Game of life

I never expected to find myself saying that solving Game of Life (GoL) was easiest thing I have done so far. I do remember feeling ease and lightness while writing it, I don't know whether I was in the flow while doing it, but it is very clear to me that TDD took me there!

I first got introduced to the problem at the Global Day of Coderetreat event, which was organised by my company last year, although I wasn't yet working for them at a time. The purpose of the event is to be mindful about the code you write, about taking different approaches, about pair programming and about test driving it as you meant it. You do it in very short sprints of 45 minutes, after each sprint you discard (completely discard!) your code and pair with someone you haven't yet paired that day, so each sprint you start completely fresh.

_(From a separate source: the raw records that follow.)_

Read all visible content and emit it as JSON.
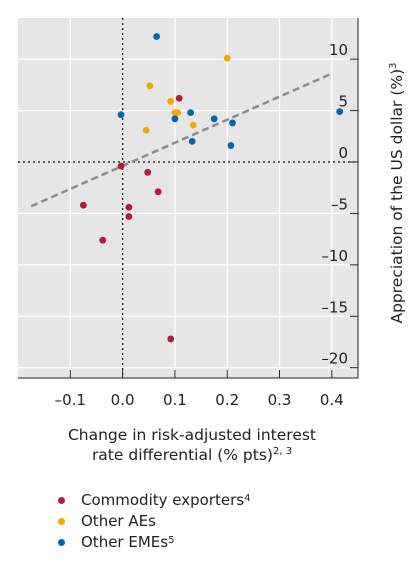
{
  "chart_data": {
    "type": "scatter",
    "xlabel_line1": "Change in risk-adjusted interest",
    "xlabel_line2": "rate differential (% pts)",
    "xlabel_sup": "2, 3",
    "ylabel": "Appreciation of the US dollar (%)",
    "ylabel_sup": "3",
    "xlim": [
      -0.2,
      0.45
    ],
    "ylim": [
      -21,
      14
    ],
    "xticks": [
      -0.1,
      0.0,
      0.1,
      0.2,
      0.3,
      0.4
    ],
    "xtick_labels": [
      "–0.1",
      "0.0",
      "0.1",
      "0.2",
      "0.3",
      "0.4"
    ],
    "yticks": [
      -20,
      -15,
      -10,
      -5,
      0,
      5,
      10
    ],
    "ytick_labels": [
      "–20",
      "–15",
      "–10",
      "–5",
      "0",
      "5",
      "10"
    ],
    "grid": true,
    "zero_lines": "dotted",
    "trend_line": {
      "x": [
        -0.175,
        0.4
      ],
      "y": [
        -4.3,
        8.6
      ]
    },
    "series": [
      {
        "name": "Commodity exporters",
        "sup": "4",
        "color": "#b5183a",
        "points": [
          [
            -0.075,
            -4.2
          ],
          [
            -0.038,
            -7.6
          ],
          [
            -0.003,
            -0.4
          ],
          [
            0.012,
            -4.4
          ],
          [
            0.012,
            -5.3
          ],
          [
            0.048,
            -1.0
          ],
          [
            0.068,
            -2.9
          ],
          [
            0.108,
            6.2
          ],
          [
            0.092,
            -17.2
          ]
        ]
      },
      {
        "name": "Other AEs",
        "sup": "",
        "color": "#f5a800",
        "points": [
          [
            0.052,
            7.4
          ],
          [
            0.045,
            3.1
          ],
          [
            0.092,
            5.9
          ],
          [
            0.1,
            4.8
          ],
          [
            0.105,
            4.8
          ],
          [
            0.135,
            3.6
          ],
          [
            0.2,
            10.1
          ]
        ]
      },
      {
        "name": "Other EMEs",
        "sup": "5",
        "color": "#0067b1",
        "points": [
          [
            -0.003,
            4.6
          ],
          [
            0.065,
            12.2
          ],
          [
            0.1,
            4.2
          ],
          [
            0.13,
            4.8
          ],
          [
            0.133,
            2.0
          ],
          [
            0.175,
            4.2
          ],
          [
            0.21,
            3.8
          ],
          [
            0.207,
            1.6
          ],
          [
            0.415,
            4.9
          ]
        ]
      }
    ]
  }
}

The goal is not to complete the Game of Life on the day, plus you are not really given the time. So not having solved it, left me under impression that it is super complex. I did tell myself I will come back to it and shelved it for time being.

When I was given it as a task the other week, I felt very intimidated before starting. My first go at it lasted half an hour and I didn't like the direction I was going in. So I chucked the code and started over. Wrote a simple test and little by little solved it! It was an amazing feeling, a breakthrough kind of feeling, may be I am finally getting TDD?!

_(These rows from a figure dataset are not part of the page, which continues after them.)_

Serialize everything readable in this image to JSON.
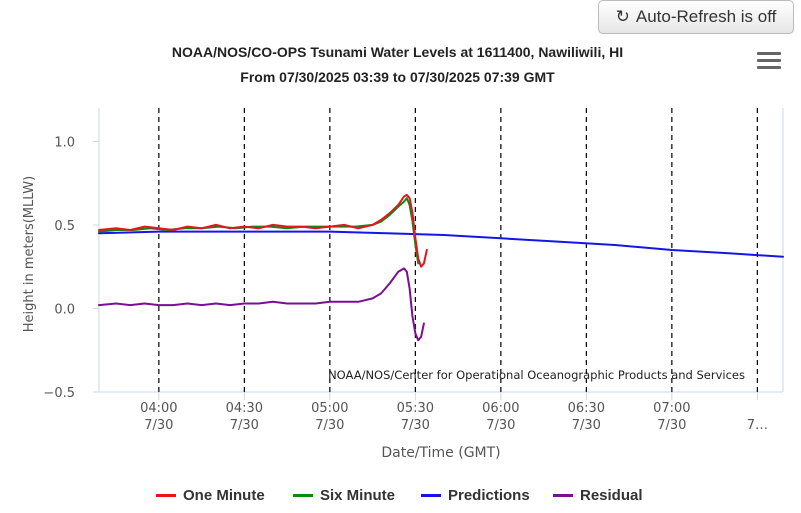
{
  "toolbar": {
    "auto_refresh_label": "Auto-Refresh is off",
    "refresh_icon": "refresh-icon",
    "menu_icon": "hamburger-menu-icon"
  },
  "chart_data": {
    "type": "line",
    "title": "NOAA/NOS/CO-OPS Tsunami Water Levels at 1611400, Nawiliwili, HI",
    "subtitle": "From 07/30/2025 03:39 to 07/30/2025 07:39 GMT",
    "xlabel": "Date/Time (GMT)",
    "ylabel": "Height in meters(MLLW)",
    "ylim": [
      -0.5,
      1.2
    ],
    "xlim": [
      "03:39",
      "07:39"
    ],
    "yticks": [
      {
        "value": -0.5,
        "label": "−0.5"
      },
      {
        "value": 0.0,
        "label": "0.0"
      },
      {
        "value": 0.5,
        "label": "0.5"
      },
      {
        "value": 1.0,
        "label": "1.0"
      }
    ],
    "xticks": [
      {
        "time": "04:00",
        "line1": "04:00",
        "line2": "7/30"
      },
      {
        "time": "04:30",
        "line1": "04:30",
        "line2": "7/30"
      },
      {
        "time": "05:00",
        "line1": "05:00",
        "line2": "7/30"
      },
      {
        "time": "05:30",
        "line1": "05:30",
        "line2": "7/30"
      },
      {
        "time": "06:00",
        "line1": "06:00",
        "line2": "7/30"
      },
      {
        "time": "06:30",
        "line1": "06:30",
        "line2": "7/30"
      },
      {
        "time": "07:00",
        "line1": "07:00",
        "line2": "7/30"
      },
      {
        "time": "07:30",
        "line1": "",
        "line2": "7…"
      }
    ],
    "vlines": [
      "04:00",
      "04:30",
      "05:00",
      "05:30",
      "06:00",
      "06:30",
      "07:00",
      "07:30"
    ],
    "credit": "NOAA/NOS/Center for Operational Oceanographic Products and Services",
    "legend_position": "bottom",
    "grid": false,
    "series": [
      {
        "name": "One Minute",
        "color": "#e8141b",
        "points": [
          [
            "03:39",
            0.47
          ],
          [
            "03:45",
            0.48
          ],
          [
            "03:50",
            0.47
          ],
          [
            "03:55",
            0.49
          ],
          [
            "04:00",
            0.48
          ],
          [
            "04:05",
            0.47
          ],
          [
            "04:10",
            0.49
          ],
          [
            "04:15",
            0.48
          ],
          [
            "04:20",
            0.5
          ],
          [
            "04:25",
            0.48
          ],
          [
            "04:30",
            0.49
          ],
          [
            "04:35",
            0.48
          ],
          [
            "04:40",
            0.5
          ],
          [
            "04:45",
            0.49
          ],
          [
            "04:50",
            0.49
          ],
          [
            "04:55",
            0.48
          ],
          [
            "05:00",
            0.49
          ],
          [
            "05:05",
            0.5
          ],
          [
            "05:10",
            0.48
          ],
          [
            "05:15",
            0.5
          ],
          [
            "05:18",
            0.53
          ],
          [
            "05:21",
            0.57
          ],
          [
            "05:24",
            0.62
          ],
          [
            "05:26",
            0.67
          ],
          [
            "05:27",
            0.68
          ],
          [
            "05:28",
            0.66
          ],
          [
            "05:29",
            0.57
          ],
          [
            "05:30",
            0.42
          ],
          [
            "05:31",
            0.3
          ],
          [
            "05:32",
            0.25
          ],
          [
            "05:33",
            0.27
          ],
          [
            "05:34",
            0.35
          ]
        ]
      },
      {
        "name": "Six Minute",
        "color": "#0f8a10",
        "points": [
          [
            "03:39",
            0.46
          ],
          [
            "03:45",
            0.47
          ],
          [
            "03:51",
            0.47
          ],
          [
            "03:57",
            0.48
          ],
          [
            "04:03",
            0.47
          ],
          [
            "04:09",
            0.48
          ],
          [
            "04:15",
            0.48
          ],
          [
            "04:21",
            0.49
          ],
          [
            "04:27",
            0.48
          ],
          [
            "04:33",
            0.49
          ],
          [
            "04:39",
            0.49
          ],
          [
            "04:45",
            0.48
          ],
          [
            "04:51",
            0.49
          ],
          [
            "04:57",
            0.49
          ],
          [
            "05:03",
            0.49
          ],
          [
            "05:09",
            0.49
          ],
          [
            "05:15",
            0.5
          ],
          [
            "05:18",
            0.52
          ],
          [
            "05:21",
            0.56
          ],
          [
            "05:24",
            0.61
          ],
          [
            "05:26",
            0.64
          ],
          [
            "05:27",
            0.66
          ],
          [
            "05:28",
            0.62
          ],
          [
            "05:29",
            0.52
          ],
          [
            "05:30",
            0.38
          ],
          [
            "05:31",
            0.27
          ]
        ]
      },
      {
        "name": "Predictions",
        "color": "#1515e8",
        "points": [
          [
            "03:39",
            0.45
          ],
          [
            "04:00",
            0.46
          ],
          [
            "04:30",
            0.46
          ],
          [
            "05:00",
            0.46
          ],
          [
            "05:20",
            0.45
          ],
          [
            "05:40",
            0.44
          ],
          [
            "06:00",
            0.42
          ],
          [
            "06:20",
            0.4
          ],
          [
            "06:40",
            0.38
          ],
          [
            "07:00",
            0.35
          ],
          [
            "07:20",
            0.33
          ],
          [
            "07:39",
            0.31
          ]
        ]
      },
      {
        "name": "Residual",
        "color": "#7a0f91",
        "points": [
          [
            "03:39",
            0.02
          ],
          [
            "03:45",
            0.03
          ],
          [
            "03:50",
            0.02
          ],
          [
            "03:55",
            0.03
          ],
          [
            "04:00",
            0.02
          ],
          [
            "04:05",
            0.02
          ],
          [
            "04:10",
            0.03
          ],
          [
            "04:15",
            0.02
          ],
          [
            "04:20",
            0.03
          ],
          [
            "04:25",
            0.02
          ],
          [
            "04:30",
            0.03
          ],
          [
            "04:35",
            0.03
          ],
          [
            "04:40",
            0.04
          ],
          [
            "04:45",
            0.03
          ],
          [
            "04:50",
            0.03
          ],
          [
            "04:55",
            0.03
          ],
          [
            "05:00",
            0.04
          ],
          [
            "05:05",
            0.04
          ],
          [
            "05:10",
            0.04
          ],
          [
            "05:15",
            0.06
          ],
          [
            "05:18",
            0.09
          ],
          [
            "05:21",
            0.15
          ],
          [
            "05:24",
            0.22
          ],
          [
            "05:26",
            0.24
          ],
          [
            "05:27",
            0.22
          ],
          [
            "05:28",
            0.12
          ],
          [
            "05:29",
            -0.05
          ],
          [
            "05:30",
            -0.15
          ],
          [
            "05:31",
            -0.19
          ],
          [
            "05:32",
            -0.17
          ],
          [
            "05:33",
            -0.09
          ]
        ]
      }
    ]
  }
}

I still don't always know where to start but I now have the confidence that I will be able to solve pretty much anything if I rely on TDD.

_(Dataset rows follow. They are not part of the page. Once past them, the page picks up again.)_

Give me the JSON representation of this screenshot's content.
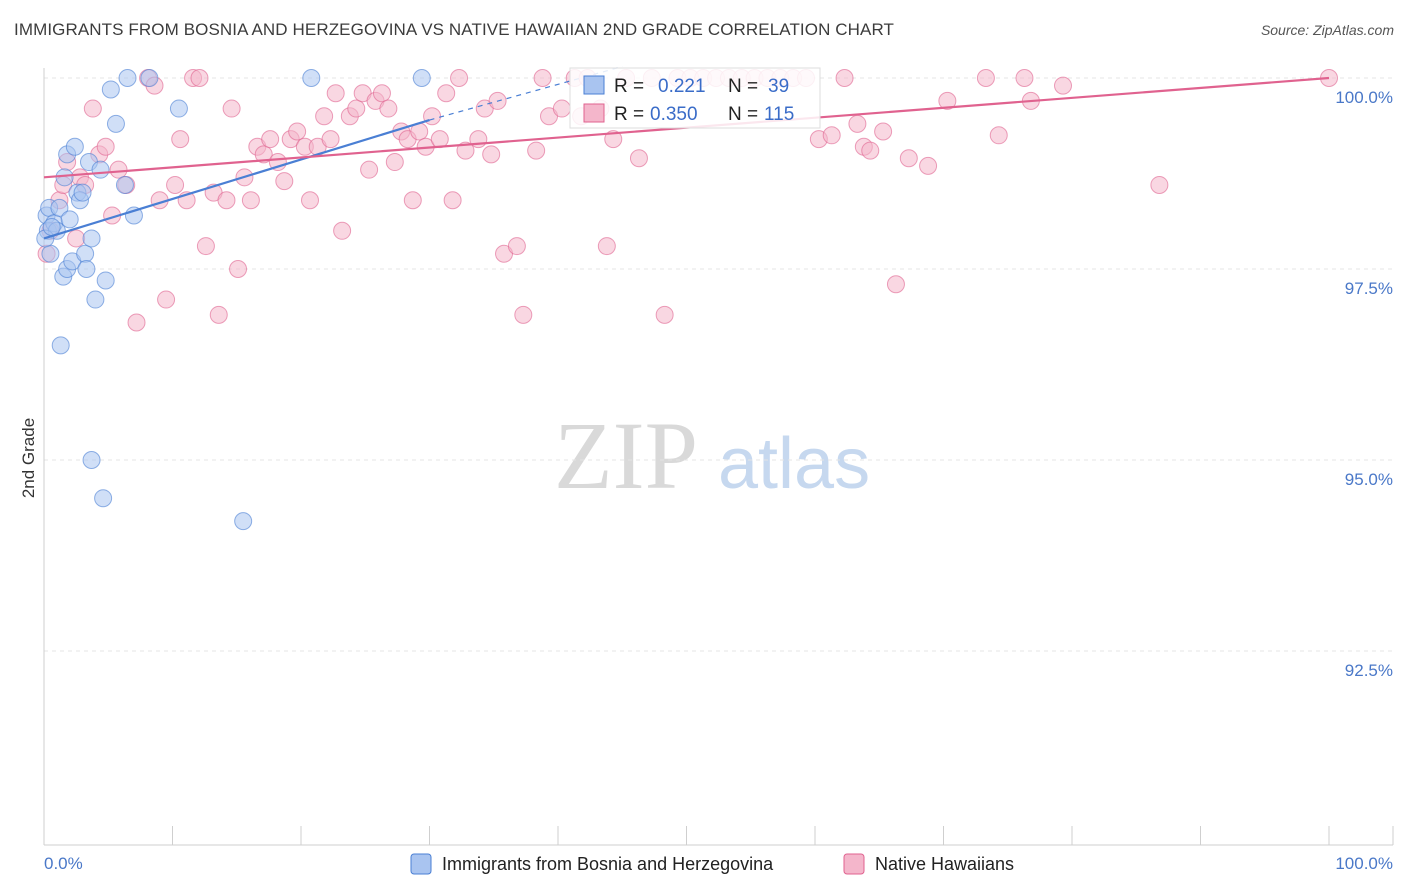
{
  "title": "IMMIGRANTS FROM BOSNIA AND HERZEGOVINA VS NATIVE HAWAIIAN 2ND GRADE CORRELATION CHART",
  "source": "Source: ZipAtlas.com",
  "watermark": {
    "zip": "ZIP",
    "atlas": "atlas"
  },
  "colors": {
    "blue": "#4a7fd4",
    "blue_fill": "#a9c4f0",
    "pink": "#e0628f",
    "pink_fill": "#f4b6cb",
    "tick": "#4a78c8"
  },
  "chart_data": {
    "type": "scatter",
    "title": "IMMIGRANTS FROM BOSNIA AND HERZEGOVINA VS NATIVE HAWAIIAN 2ND GRADE CORRELATION CHART",
    "xlabel": "",
    "ylabel": "2nd Grade",
    "xlim": [
      0,
      100
    ],
    "ylim": [
      90.5,
      100.4
    ],
    "x_tick_labels": {
      "left": "0.0%",
      "right": "100.0%"
    },
    "y_ticks": [
      {
        "value": 100.0,
        "label": "100.0%"
      },
      {
        "value": 97.5,
        "label": "97.5%"
      },
      {
        "value": 95.0,
        "label": "95.0%"
      },
      {
        "value": 92.5,
        "label": "92.5%"
      }
    ],
    "grid": true,
    "legend_position": "bottom-center",
    "stats": [
      {
        "r_label": "R =",
        "r": "0.221",
        "n_label": "N =",
        "n": "39"
      },
      {
        "r_label": "R =",
        "r": "0.350",
        "n_label": "N =",
        "n": "115"
      }
    ],
    "series": [
      {
        "name": "Immigrants from Bosnia and Herzegovina",
        "color": "#4a7fd4",
        "trend": {
          "x0": 0,
          "y0": 97.9,
          "x1": 30,
          "y1": 99.45,
          "dashed_to_x": 45,
          "dashed_to_y": 100.15
        },
        "points": [
          [
            0.2,
            98.2
          ],
          [
            0.3,
            98.0
          ],
          [
            0.4,
            98.3
          ],
          [
            0.5,
            97.7
          ],
          [
            0.8,
            98.1
          ],
          [
            1.0,
            98.0
          ],
          [
            1.2,
            98.3
          ],
          [
            1.5,
            97.4
          ],
          [
            1.6,
            98.7
          ],
          [
            1.8,
            97.5
          ],
          [
            1.8,
            99.0
          ],
          [
            2.2,
            97.6
          ],
          [
            2.4,
            99.1
          ],
          [
            2.6,
            98.5
          ],
          [
            2.8,
            98.4
          ],
          [
            3.0,
            98.5
          ],
          [
            3.2,
            97.7
          ],
          [
            3.3,
            97.5
          ],
          [
            3.5,
            98.9
          ],
          [
            3.7,
            97.9
          ],
          [
            4.0,
            97.1
          ],
          [
            4.4,
            98.8
          ],
          [
            4.8,
            97.35
          ],
          [
            5.2,
            99.85
          ],
          [
            5.6,
            99.4
          ],
          [
            6.3,
            98.6
          ],
          [
            6.5,
            100.0
          ],
          [
            7.0,
            98.2
          ],
          [
            8.2,
            100.0
          ],
          [
            10.5,
            99.6
          ],
          [
            20.8,
            100.0
          ],
          [
            29.4,
            100.0
          ],
          [
            1.3,
            96.5
          ],
          [
            3.7,
            95.0
          ],
          [
            4.6,
            94.5
          ],
          [
            15.5,
            94.2
          ],
          [
            0.1,
            97.9
          ],
          [
            0.6,
            98.05
          ],
          [
            2.0,
            98.15
          ]
        ]
      },
      {
        "name": "Native Hawaiians",
        "color": "#e0628f",
        "trend": {
          "x0": 0,
          "y0": 98.7,
          "x1": 100,
          "y1": 100.0
        },
        "points": [
          [
            0.2,
            97.7
          ],
          [
            0.5,
            98.0
          ],
          [
            1.2,
            98.4
          ],
          [
            1.5,
            98.6
          ],
          [
            1.8,
            98.9
          ],
          [
            2.5,
            97.9
          ],
          [
            2.8,
            98.7
          ],
          [
            3.2,
            98.6
          ],
          [
            3.8,
            99.6
          ],
          [
            4.3,
            99.0
          ],
          [
            4.8,
            99.1
          ],
          [
            5.3,
            98.2
          ],
          [
            5.8,
            98.8
          ],
          [
            6.4,
            98.6
          ],
          [
            7.2,
            96.8
          ],
          [
            8.1,
            100.0
          ],
          [
            8.6,
            99.9
          ],
          [
            9.0,
            98.4
          ],
          [
            9.5,
            97.1
          ],
          [
            10.2,
            98.6
          ],
          [
            10.6,
            99.2
          ],
          [
            11.1,
            98.4
          ],
          [
            11.6,
            100.0
          ],
          [
            12.1,
            100.0
          ],
          [
            12.6,
            97.8
          ],
          [
            13.2,
            98.5
          ],
          [
            13.6,
            96.9
          ],
          [
            14.2,
            98.4
          ],
          [
            14.6,
            99.6
          ],
          [
            15.1,
            97.5
          ],
          [
            15.6,
            98.7
          ],
          [
            16.1,
            98.4
          ],
          [
            16.6,
            99.1
          ],
          [
            17.1,
            99.0
          ],
          [
            17.6,
            99.2
          ],
          [
            18.2,
            98.9
          ],
          [
            18.7,
            98.65
          ],
          [
            19.2,
            99.2
          ],
          [
            19.7,
            99.3
          ],
          [
            20.3,
            99.1
          ],
          [
            20.7,
            98.4
          ],
          [
            21.3,
            99.1
          ],
          [
            21.8,
            99.5
          ],
          [
            22.3,
            99.2
          ],
          [
            22.7,
            99.8
          ],
          [
            23.2,
            98.0
          ],
          [
            23.8,
            99.5
          ],
          [
            24.3,
            99.6
          ],
          [
            24.8,
            99.8
          ],
          [
            25.3,
            98.8
          ],
          [
            25.8,
            99.7
          ],
          [
            26.3,
            99.8
          ],
          [
            26.8,
            99.6
          ],
          [
            27.3,
            98.9
          ],
          [
            27.8,
            99.3
          ],
          [
            28.3,
            99.2
          ],
          [
            28.7,
            98.4
          ],
          [
            29.2,
            99.3
          ],
          [
            29.7,
            99.1
          ],
          [
            30.2,
            99.5
          ],
          [
            30.8,
            99.2
          ],
          [
            31.3,
            99.8
          ],
          [
            31.8,
            98.4
          ],
          [
            32.3,
            100.0
          ],
          [
            32.8,
            99.05
          ],
          [
            33.8,
            99.2
          ],
          [
            34.3,
            99.6
          ],
          [
            34.8,
            99.0
          ],
          [
            35.3,
            99.7
          ],
          [
            35.8,
            97.7
          ],
          [
            36.8,
            97.8
          ],
          [
            37.3,
            96.9
          ],
          [
            38.3,
            99.05
          ],
          [
            38.8,
            100.0
          ],
          [
            39.3,
            99.5
          ],
          [
            40.3,
            99.6
          ],
          [
            41.3,
            100.0
          ],
          [
            41.8,
            99.5
          ],
          [
            42.3,
            100.0
          ],
          [
            43.3,
            99.6
          ],
          [
            43.8,
            97.8
          ],
          [
            44.3,
            99.2
          ],
          [
            45.3,
            100.0
          ],
          [
            46.3,
            98.95
          ],
          [
            47.3,
            100.0
          ],
          [
            48.3,
            96.9
          ],
          [
            49.3,
            100.0
          ],
          [
            50.3,
            100.0
          ],
          [
            51.3,
            100.0
          ],
          [
            52.3,
            100.0
          ],
          [
            53.3,
            100.0
          ],
          [
            54.3,
            100.0
          ],
          [
            55.3,
            100.0
          ],
          [
            56.3,
            100.0
          ],
          [
            57.3,
            100.0
          ],
          [
            58.3,
            100.0
          ],
          [
            59.3,
            100.0
          ],
          [
            60.3,
            99.2
          ],
          [
            61.3,
            99.25
          ],
          [
            62.3,
            100.0
          ],
          [
            63.3,
            99.4
          ],
          [
            63.8,
            99.1
          ],
          [
            64.3,
            99.05
          ],
          [
            65.3,
            99.3
          ],
          [
            66.3,
            97.3
          ],
          [
            67.3,
            98.95
          ],
          [
            68.8,
            98.85
          ],
          [
            70.3,
            99.7
          ],
          [
            73.3,
            100.0
          ],
          [
            74.3,
            99.25
          ],
          [
            76.3,
            100.0
          ],
          [
            76.8,
            99.7
          ],
          [
            79.3,
            99.9
          ],
          [
            86.8,
            98.6
          ],
          [
            100.0,
            100.0
          ]
        ]
      }
    ]
  },
  "legend": {
    "blue_label": "Immigrants from Bosnia and Herzegovina",
    "pink_label": "Native Hawaiians"
  }
}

Trick is in granularity of tests, I have mentioned before that Kent Beck says that you don't always have to move in tiny steps, only if you really have no idea, then TDD allows you to control where you can take your code. It helps you to see the various paths and you become much more aware which paths you have been down and which you are yet to explore.

I am not quite done with GoL, you can never really be done with it. According to a lot of exprerienced programmers, the domain of the problem is such that it can educate us every time we tackle it. I am to read Corey Haines' paper on simple rules of design and he used GoL to communicate his point. Really looking forward to the paper and and to seeing different examples of other approaches, to the one I took.

My mentor actually liked quite a few aspects of my solution, which is a big win for me after being lost in the solution for Mastermind for some time.

If of interest, my solution is up on Github. No promises, but it may be useful, if you want to see the commit history and trace how I evolved my code. May be it will help you discover something about the GoL, or the TDD, at the very least you will just get to observe my train of thought. Actually the worst case that neither of things mentioned will take place, so may be don't look at it, please don't look at it.